Der britische Sicherheitsdienstleister Ambrey berichtete von einem Tanker, der auf Steuerbordseite getroffen wurde, als er in nördlicher Richtung im Roten Meer unterwegs war. Das Schiff sei in der Vergangenheit mit Israel in Verbindung gebracht worden, habe aber inzwischen einen anderen Eigentümer. Es sei von Singapur in Richtung Suezkanal unterwegs und bereits einen Tag zuvor nur knapp einem Angriff im Golf von Aden entgangen. (dpa)

Hamas legt Verhandlungsvorschlag vor

Die Islamistenorganisation Hamas hat eigenen Angaben zufolge in den Verhandlungen über eine Feuerpause im Gaza-Krieg und die Freilassung weiterer Geiseln einen umfassenden Vorschlag vorgelegt.

Nach dem von der Agentur Reuters eingesehenen Konzept sollen in einem ersten Schritt Frauen, Kinder, ältere und erkrankte Menschen sowie Soldatinnen in Händen der Hamas freigelassen werden. Im Gegenzug soll Israel 700 bis 1.000 inhaftierte Palästinenser freilassen.
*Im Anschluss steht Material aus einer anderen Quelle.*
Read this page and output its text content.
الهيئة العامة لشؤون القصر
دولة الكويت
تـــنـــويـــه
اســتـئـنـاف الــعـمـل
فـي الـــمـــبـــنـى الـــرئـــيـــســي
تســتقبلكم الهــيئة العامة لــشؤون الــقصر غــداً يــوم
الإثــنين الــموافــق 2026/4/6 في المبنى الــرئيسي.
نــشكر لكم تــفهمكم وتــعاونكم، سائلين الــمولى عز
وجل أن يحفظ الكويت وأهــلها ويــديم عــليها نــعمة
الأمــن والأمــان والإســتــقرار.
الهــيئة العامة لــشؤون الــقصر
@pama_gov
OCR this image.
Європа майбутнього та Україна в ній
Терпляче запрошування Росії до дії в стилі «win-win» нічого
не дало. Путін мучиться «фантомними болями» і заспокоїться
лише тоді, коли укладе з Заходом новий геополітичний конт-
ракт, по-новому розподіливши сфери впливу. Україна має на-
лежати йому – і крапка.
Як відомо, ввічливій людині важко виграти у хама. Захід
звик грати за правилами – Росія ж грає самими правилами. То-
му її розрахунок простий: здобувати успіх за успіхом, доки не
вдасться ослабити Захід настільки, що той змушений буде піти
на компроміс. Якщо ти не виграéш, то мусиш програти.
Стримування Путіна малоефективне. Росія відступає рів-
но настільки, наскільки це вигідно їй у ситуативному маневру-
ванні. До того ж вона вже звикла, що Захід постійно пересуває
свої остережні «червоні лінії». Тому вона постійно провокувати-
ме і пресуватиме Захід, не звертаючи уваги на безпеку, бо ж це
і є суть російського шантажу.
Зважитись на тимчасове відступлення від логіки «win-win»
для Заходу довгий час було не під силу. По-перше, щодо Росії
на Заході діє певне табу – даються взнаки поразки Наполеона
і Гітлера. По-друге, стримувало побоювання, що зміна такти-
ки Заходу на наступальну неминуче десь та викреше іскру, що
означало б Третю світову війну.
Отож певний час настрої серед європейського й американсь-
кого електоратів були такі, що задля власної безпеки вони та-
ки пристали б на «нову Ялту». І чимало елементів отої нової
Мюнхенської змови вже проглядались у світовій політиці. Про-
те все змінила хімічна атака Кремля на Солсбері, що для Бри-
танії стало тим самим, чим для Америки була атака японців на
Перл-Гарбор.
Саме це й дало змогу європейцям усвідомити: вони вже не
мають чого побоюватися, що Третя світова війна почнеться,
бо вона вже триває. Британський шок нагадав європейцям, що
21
Darunter sollen rund Hundert Häftlinge sein, die zu lebenslanger Haft verurteilt wurden.

Die Hamas erklärt, sie werde einer Feuerpause erst zustimmen, wenn man sich auf diesen ersten Schritt geeinigt habe. Nach diesem ersten Schritt müsse ein Datum festgelegt werden, bis zu dem sich alle israelischen Soldaten aus dem Gazastreifen zurückziehen müssten. Erst danach würden sämtliche Geiseln freigelassen.

Israels Ministerpräsident Benjamin Netanjahu sagte nach Angaben seines Büros, die Hamas halte weiterhin an „unrealistischen Forderungen“ fest. (dpa/rtr)

Australien nimmt Finanzierung des UNRWA wieder auf

Australien wird die Finanzierung der UN-Hilfsorganisation für die Palästinenser wieder aufnehmen. „Die beste derzeit verfügbare Empfehlung von Behörden und den Anwälten der australischen Regierung lautet, dass das UNRWA keine terroristische Organisation ist“, sagte Außenministerin Penny Wong am Freitag vor Journalisten in Adelaide.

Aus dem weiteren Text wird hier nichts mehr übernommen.